Among the volunteers is artist Jorg Dubin, who signed up at the behest of his friend Arabella Cant, a Laguna Beach graphic designer. Her daugher Evie, 14, will join the performance. “This is outside of anything I would normally do, something I now know nothing about yet. But, maybe it will open another door,” said Dubin.

Cant is looking forward to “a trip to remember,” a memory she can relive with her daughter. “It’s an exciting experience to be part of a work of art, something that a lot of people might want to do at some point in their lives,” she said.

A similar motivation prompted Vanessa Helin, who will turn participation into an inter-generational event.
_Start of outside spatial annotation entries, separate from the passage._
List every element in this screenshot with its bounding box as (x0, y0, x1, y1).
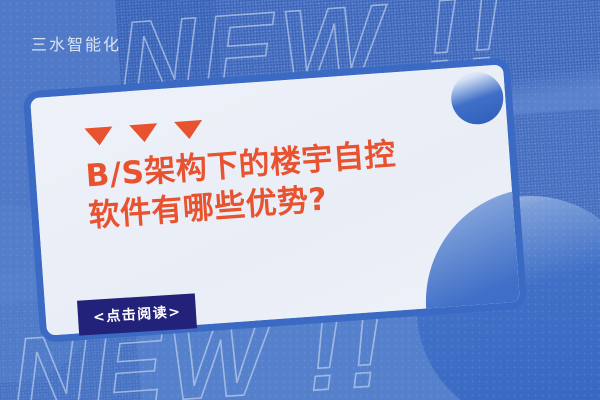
read-more-button[interactable]: <点击阅读> (77, 293, 197, 335)
triangle-down-icon (174, 120, 203, 140)
triangle-down-icon (84, 126, 113, 146)
brand-watermark: 三水智能化 (31, 31, 121, 55)
triangle-down-icon (129, 123, 158, 143)
poster-canvas: NEW !! NEW !! B/S架构下的楼宇自控 软件有哪些优势? <点击阅读… (0, 0, 600, 400)
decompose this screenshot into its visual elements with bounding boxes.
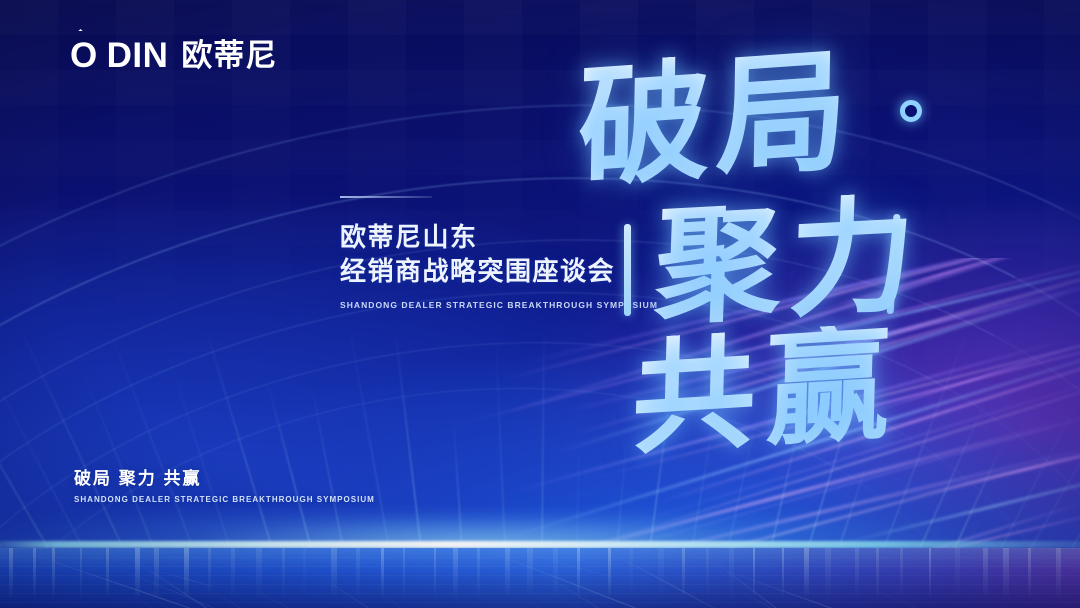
headline-word-gongying: 共赢 bbox=[631, 322, 902, 463]
logo-latin-text: DIN bbox=[107, 38, 169, 73]
headline-bar-left bbox=[624, 224, 631, 316]
footer-slogan-block: 破局 聚力 共赢 SHANDONG DEALER STRATEGIC BREAK… bbox=[74, 470, 375, 504]
hero-calligraphy: 破局 聚力 共赢 bbox=[560, 48, 1020, 468]
logo-mark-letter: O bbox=[70, 36, 98, 75]
logo-chinese-text: 欧蒂尼 bbox=[181, 40, 277, 71]
headline-word-pojU: 破局 bbox=[577, 44, 855, 196]
event-banner: O DIN 欧蒂尼 欧蒂尼山东 经销商战略突围座谈会 SHANDONG DEAL… bbox=[0, 0, 1080, 608]
odin-o-mark: O bbox=[70, 38, 98, 73]
headline-word-juli: 聚力 bbox=[653, 191, 925, 331]
footer-slogan-chinese: 破局 聚力 共赢 bbox=[74, 470, 375, 487]
footer-slogan-english: SHANDONG DEALER STRATEGIC BREAKTHROUGH S… bbox=[74, 495, 375, 504]
title-divider-rule bbox=[340, 196, 432, 198]
brand-logo[interactable]: O DIN 欧蒂尼 bbox=[70, 38, 277, 73]
degree-ring-icon bbox=[900, 100, 922, 122]
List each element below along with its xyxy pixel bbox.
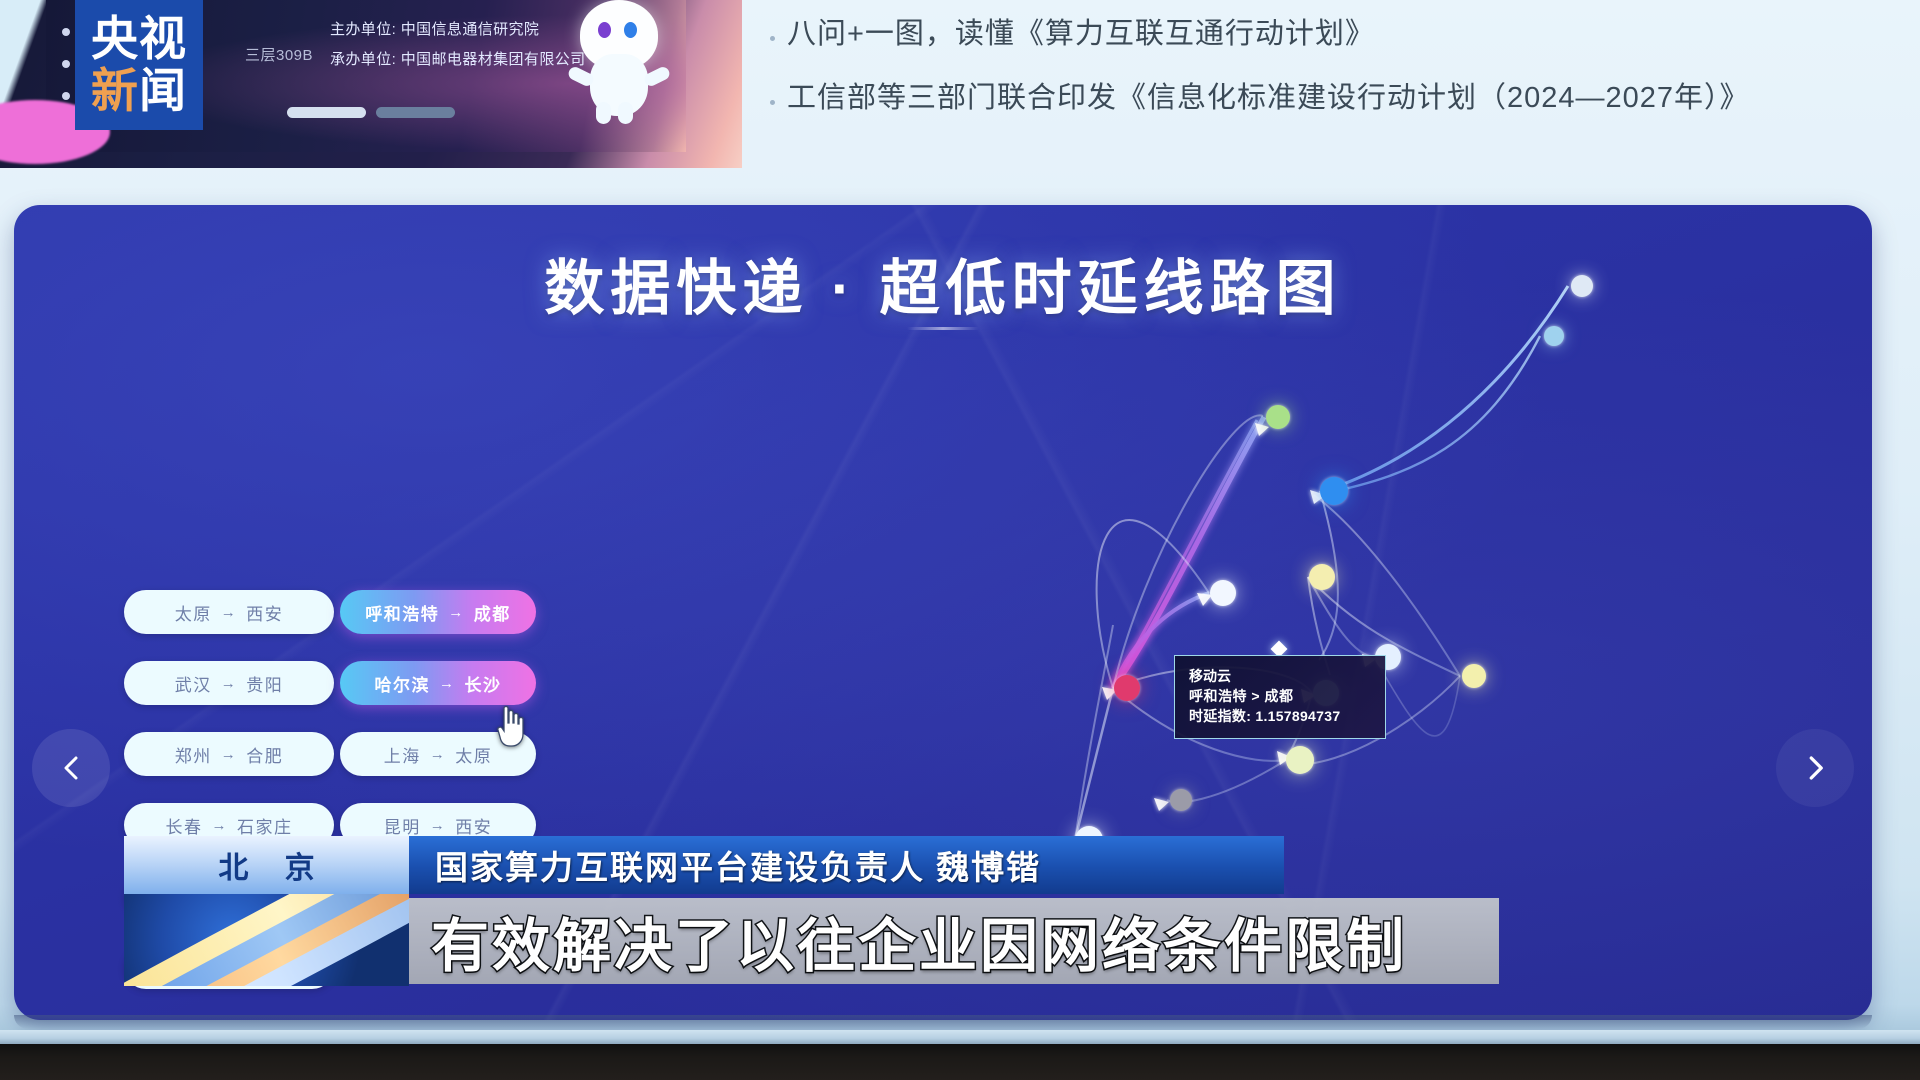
route-origin: 呼和浩特 xyxy=(365,600,439,625)
route-destination: 西安 xyxy=(246,600,283,625)
route-destination: 成都 xyxy=(474,600,511,625)
bullet-dot-icon xyxy=(770,100,775,105)
robot-mascot-icon xyxy=(560,0,680,142)
headline-item[interactable]: 八问+一图，读懂《算力互联互通行动计划》 xyxy=(770,14,1890,54)
route-pill[interactable]: 上海→太原 xyxy=(340,732,536,776)
headline-list: 八问+一图，读懂《算力互联互通行动计划》 工信部等三部门联合印发《信息化标准建设… xyxy=(770,14,1890,142)
progress-bar-segment-filled xyxy=(287,107,366,118)
screen-capture: 地 三层309B 主办单位: 中国信息通信研究院 承办单位: 中国邮电器材集团有… xyxy=(0,0,1920,1080)
cctv-news-logo: 央视 新闻 xyxy=(75,0,203,130)
venue-address: 三层309B xyxy=(245,44,313,65)
node-grey[interactable] xyxy=(1170,789,1192,811)
chevron-right-icon xyxy=(1800,753,1830,783)
tooltip-latency-index: 时延指数: 1.157894737 xyxy=(1189,706,1373,726)
node-crimson-hub[interactable] xyxy=(1114,675,1140,701)
route-destination: 贵阳 xyxy=(246,671,283,696)
speaker-name-bar: 国家算力互联网平台建设负责人 魏博锴 xyxy=(409,836,1284,894)
logo-line-2: 新闻 xyxy=(91,65,187,117)
node-yellow-upper[interactable] xyxy=(1309,564,1335,590)
route-origin: 昆明 xyxy=(384,813,421,838)
arrow-right-icon: → xyxy=(439,675,456,692)
route-pill[interactable]: 哈尔滨→长沙 xyxy=(340,661,536,705)
location-badge: 北 京 xyxy=(124,836,409,894)
speaker-title-text: 国家算力互联网平台建设负责人 魏博锴 xyxy=(435,841,1041,889)
node-top-right-pale[interactable] xyxy=(1571,275,1593,297)
route-origin: 武汉 xyxy=(175,671,212,696)
tooltip-route: 呼和浩特 > 成都 xyxy=(1189,686,1373,706)
arrow-right-icon: → xyxy=(221,604,238,621)
panel-drop-shadow xyxy=(14,1015,1872,1029)
arrow-right-icon: → xyxy=(430,817,447,834)
headline-text: 八问+一图，读懂《算力互联互通行动计划》 xyxy=(787,14,1375,54)
arrow-right-icon: → xyxy=(221,746,238,763)
organizer-line-1: 主办单位: 中国信息通信研究院 xyxy=(330,18,539,39)
carousel-next-button[interactable] xyxy=(1776,729,1854,807)
node-upper-right-cyan[interactable] xyxy=(1544,326,1564,346)
route-destination: 长沙 xyxy=(465,671,502,696)
location-text: 北 京 xyxy=(204,843,328,887)
route-origin: 长春 xyxy=(166,813,203,838)
route-origin: 郑州 xyxy=(175,742,212,767)
node-yellow-lower[interactable] xyxy=(1286,746,1314,774)
carousel-prev-button[interactable] xyxy=(32,729,110,807)
broadcast-lower-third: 北 京 国家算力互联网平台建设负责人 魏博锴 有效解决了以往企业因网络条件限制 xyxy=(124,836,1284,986)
route-destination: 太原 xyxy=(455,742,492,767)
headline-text: 工信部等三部门联合印发《信息化标准建设行动计划（2024—2027年）》 xyxy=(787,78,1750,118)
route-destination: 西安 xyxy=(455,813,492,838)
logo-line-1: 央视 xyxy=(91,13,187,65)
subtitle-text: 有效解决了以往企业因网络条件限制 xyxy=(431,899,1407,983)
node-blue-selected[interactable] xyxy=(1320,477,1348,505)
monitor-bezel-lip xyxy=(0,1030,1920,1044)
node-yellow-right[interactable] xyxy=(1462,664,1486,688)
bullet-dot-icon xyxy=(770,36,775,41)
arrow-right-icon: → xyxy=(221,675,238,692)
route-origin: 哈尔滨 xyxy=(375,671,431,696)
node-green[interactable] xyxy=(1266,405,1290,429)
route-tooltip: 移动云 呼和浩特 > 成都 时延指数: 1.157894737 xyxy=(1174,655,1386,739)
tooltip-provider: 移动云 xyxy=(1189,666,1373,686)
arrow-right-icon: → xyxy=(448,604,465,621)
globe-graphic xyxy=(124,894,409,986)
headline-item[interactable]: 工信部等三部门联合印发《信息化标准建设行动计划（2024—2027年）》 xyxy=(770,78,1890,118)
chevron-left-icon xyxy=(56,753,86,783)
route-pill[interactable]: 太原→西安 xyxy=(124,590,334,634)
node-white-mid[interactable] xyxy=(1210,580,1236,606)
route-pill[interactable]: 郑州→合肥 xyxy=(124,732,334,776)
route-destination: 合肥 xyxy=(246,742,283,767)
arrow-right-icon: → xyxy=(212,817,229,834)
route-column-right: 呼和浩特→成都哈尔滨→长沙上海→太原昆明→西安 xyxy=(340,590,536,874)
route-origin: 上海 xyxy=(384,742,421,767)
arrow-right-icon: → xyxy=(430,746,447,763)
route-pill[interactable]: 呼和浩特→成都 xyxy=(340,590,536,634)
route-origin: 太原 xyxy=(175,600,212,625)
route-pill[interactable]: 武汉→贵阳 xyxy=(124,661,334,705)
subtitle-bar: 有效解决了以往企业因网络条件限制 xyxy=(409,898,1499,984)
monitor-bezel xyxy=(0,1044,1920,1080)
route-destination: 石家庄 xyxy=(237,813,293,838)
organizer-line-2: 承办单位: 中国邮电器材集团有限公司 xyxy=(330,48,586,69)
progress-bar-segment-empty xyxy=(376,107,455,118)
She recruited her daugher Gabriela, 17, who also volunteered at the festival last year, and her mother Norma Helin, 72. “On this large a scale it’s a real honor to participate in work by an internationally renowned artist,” said Helin, a member of the museum’s advisory council and a local resident. “On a personal level, I feel a lot of connection to Laguna Beach, its art scene and its natural beauty,” Helin said.

Laguna artist Karen Feuer-Schwager signed on after participating in a preparatory photo shoot. “To be inside another artist’s concept is a special way of feeling their creativity,” she said.